Grace Lubaini, a shoe seller in Limbe Market, Blantyre, Malawi.

Hidden Hazards: theft and personal risk

The holiday hustle amplifies physical dangers. Extended hours, fatigue, poor lighting, and crowded conditions make vendors prime targets for theft. While comprehensive data on holiday-specific crime is sparse, urban crime trends in major cities confirm that petty theft and muggings are a persistent concern. Especially for those operating late into the evening in poorly secured areas.

Operating without a safety net

Compounding these risks is a near-total absence of social protection. Street vendors operate outside formal labor systems, meaning no unemployment benefits, health insurance, or compensation for losses from raids or crime.
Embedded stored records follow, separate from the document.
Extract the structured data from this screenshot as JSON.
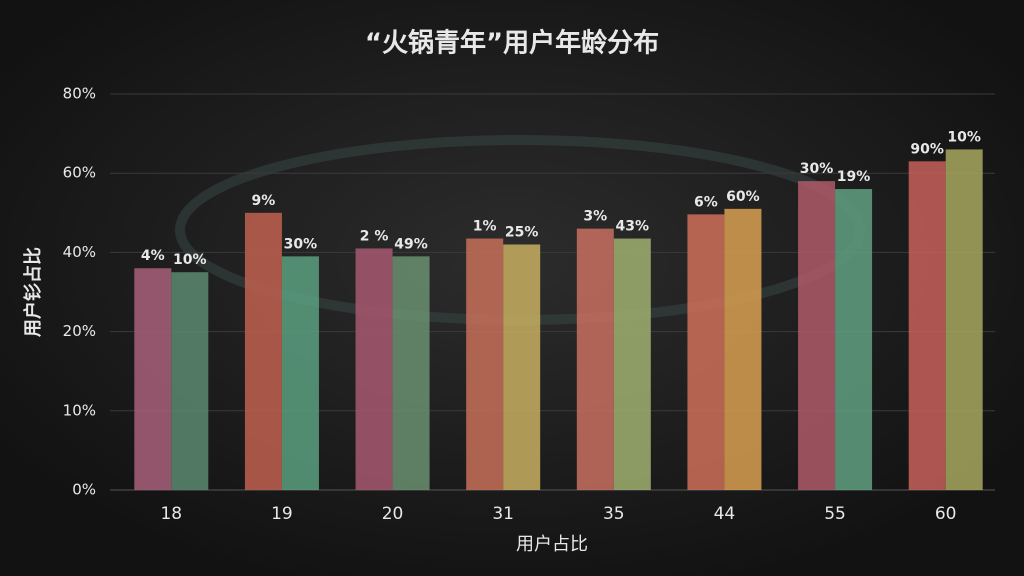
{
  "chart_data": {
    "type": "bar",
    "title": "“火锅青年”用户年龄分布",
    "ylabel": "用户钐占比",
    "xlabel": "用户占比",
    "categories": [
      "18",
      "19",
      "20",
      "31",
      "35",
      "44",
      "55",
      "60"
    ],
    "series": [
      {
        "colors": [
          "#a8607a",
          "#c0604f",
          "#a85870",
          "#c8705a",
          "#c87060",
          "#d0705a",
          "#b05a6a",
          "#c8605a"
        ],
        "values": [
          36,
          50,
          41,
          43.5,
          46,
          49.6,
          58,
          63
        ],
        "annotations": [
          "4%",
          "9%",
          "2 %",
          "1%",
          "3%",
          "6%",
          "30%",
          "90%"
        ]
      },
      {
        "colors": [
          "#5a8a70",
          "#5aa080",
          "#6a9070",
          "#c8b060",
          "#a0b070",
          "#d8a050",
          "#60a080",
          "#a8a860"
        ],
        "values": [
          35,
          39,
          39,
          42,
          43.5,
          51,
          56,
          66
        ],
        "annotations": [
          "10%",
          "30%",
          "49%",
          "25%",
          "43%",
          "60%",
          "19%",
          "10%"
        ]
      }
    ],
    "ylim": [
      0,
      80
    ],
    "yticks": [
      {
        "value": 0,
        "label": "0%"
      },
      {
        "value": 10,
        "label": "10%"
      },
      {
        "value": 20,
        "label": "20%"
      },
      {
        "value": 40,
        "label": "40%"
      },
      {
        "value": 60,
        "label": "60%"
      },
      {
        "value": 80,
        "label": "80%"
      }
    ],
    "grid": true
  }
}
This lack of legal recognition turns every hazard from economic shock to personal injury into a potential catastrophe.

Community responses: organizing for safety

In the face of these challenges, grassroots organizing is providing a glimmer of resilience. Vendor associations, including affiliates of StreetNet International like the Malawi Union for the Informal Sector (MUFIS) and the Zimbabwe Chamber of Informal Economy Associations (ZCIEA), are mobilizing members. Their efforts include legal education and rights awareness campaigns, the formation of community-led safety committees to patrol trading zones during peak hours, and collective advocacy for the recognition of informal trade as legitimate work.

A path forward: From survival to inclusion

Transforming this precarious reality requires concerted action. Advocates and analysts point to several critical steps:

Governments must explore extending minimal social protections to informal workers, including emergency support funds for losses, basic health coverage, and access to legal aid. Urban authorities can immediately improve safety by installing lighting and basic security at key vending hubs during peak seasons and by formally supporting vendor-led safety initiatives with training and resources.

Financial inclusion is another key pillar. Promoting affordable access to mobile money and digital payments can reduce reliance on cash, thereby curbing risks associated with theft and counterfeit currency.

Ultimately, sustainable change depends on structured, multi-stakeholder dialogue. Bringing together vendor unions, city councils, national governments, civil society, and law enforcement is essential to forging policies that balance urban management with economic inclusion.

For thousands of street vendors, the holiday season embodies both hope and peril. Their stories reveal not merely economic struggle, but remarkable human resilience. Through thoughtful reform, dialogue, and community-centered solutions, the festive lights can illuminate not just goods for sale, but a pathway toward safer, more inclusive streets for all.